Being able to afford a health insurance plan is important for all Americans. This can be especially true for adults whose monthly premium increases as they get older and can be a financial burden. Luckily in recent years with the Affordable Care Act (ACA) Law it has brought on more affordable health insurance options for adults in many cases. In this blog we will uncover various options that have helped lower the gap for adults who can now afford a comprehensive health insurance plan.
- Medicaid Expansion was part of the ACA Law enacted in 2010 that increased the qualifying income level for Medicaid to 138% of the Federal Poverty Level (FPL). This included adults as well as children. Each state is different, but most of the states have adapted Medicaid expansion for adults making it easier to obtain coverage. Medicaid is comprehensive health insurance coverage typically with a smaller network of doctors and hospitals than a traditional health insurance plan.
- Health Insurance Marketplace (on-exchange) was also formed by the ACA Law and enacted in 2010. However, Americans were not able to enroll in a plan on-exchange until 2013. The health insurance marketplace is an online health insurance enrollment platform where individuals and families can shop and enroll in coverage. A key part of the law allows qualifying households to obtain a government subsidy to help offset some or all the monthly premium cost. The subsidy is a tax credit that is mainly based on household income and size. The health insurance plan options are from private health insurers such as United Healthcare, Cigna, BlueCross BlueShield and more.

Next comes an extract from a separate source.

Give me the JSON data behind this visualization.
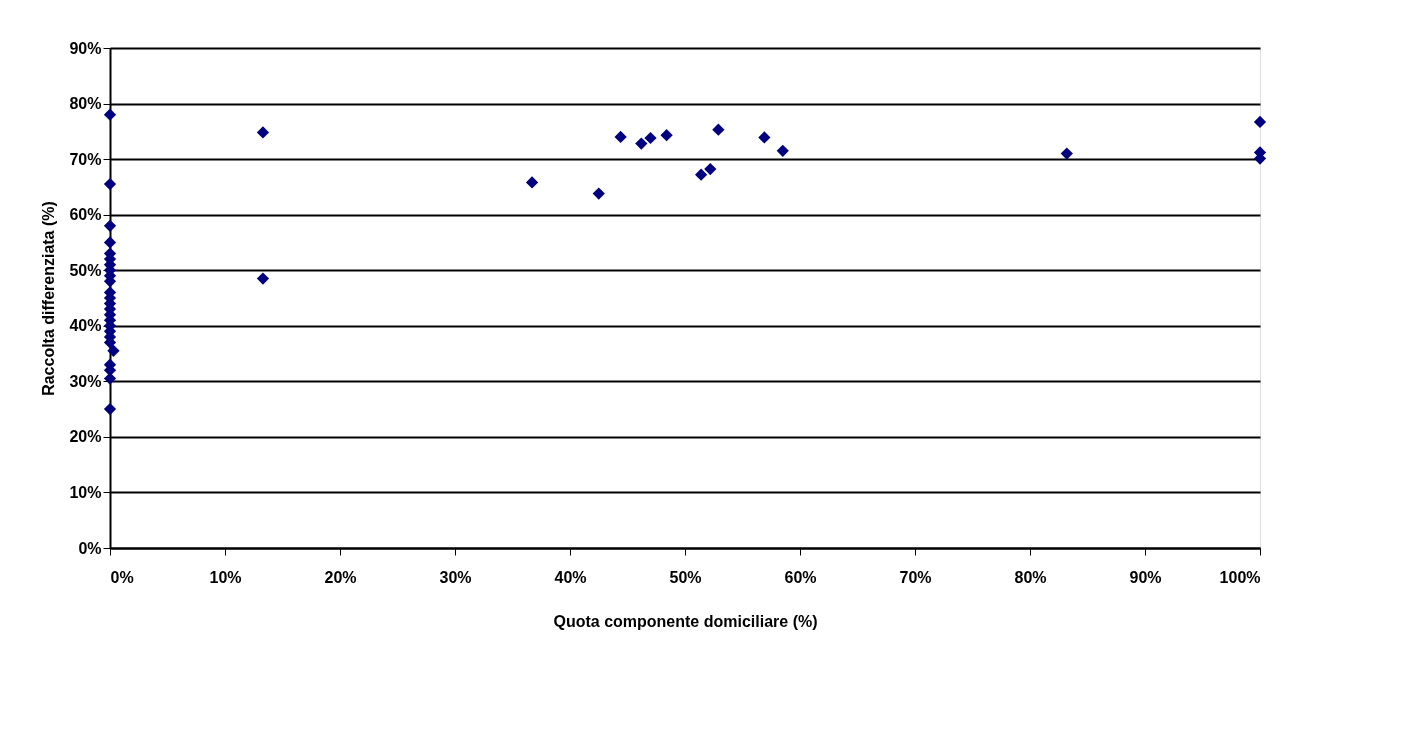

- Catastrophic Health Insurance plans are specifically designed for young adults under 30 years of age. Part of the ACA Law has a hard exemption clause that allowed for this age group to qualify for a catastrophic plan. The logic behind these plans is that younger adults are statistically healthier than older adults so some of them may prefer a high deductible plan with lower monthly premiums. Despite the higher deductibles the plans still follow the same law requirements of maintaining essential health benefits. Therefore, these younger adults will not face financial devastation from health issues because the catastrophic plan will also protect them with out-of-pocket limits just like traditional health insurance.
- Health Savings Account (HSA) is a health insurance plan that also has built in the ability to have a tax write off for your medical expenses. These plans are typically high deductible plans that still maintain essential coverage. You would enroll in an HSA compatible plan on or off-exchange with a private health insurer. If you qualify for a subsidy, it can also be used to help offset the monthly premium cost. You would then want to set up the HSA part of your coverage through a bank that offers HSA plans. The federal government allows each individual or family to contribute a set dollar amount to there HSA account each year. You can easily access the annual contribution limits by going to irs.gov. You can continue to contribute to the HSA each year as long as you maintain a HSA compatible health insurance plan.
All the plans we have written about are available to adults and in some case children as well. These affordable options for adults have been implemented for several reasons including limiting financial burden for American adults. Health Insurance in America is continuing to evolve and in recent years adults now have more options.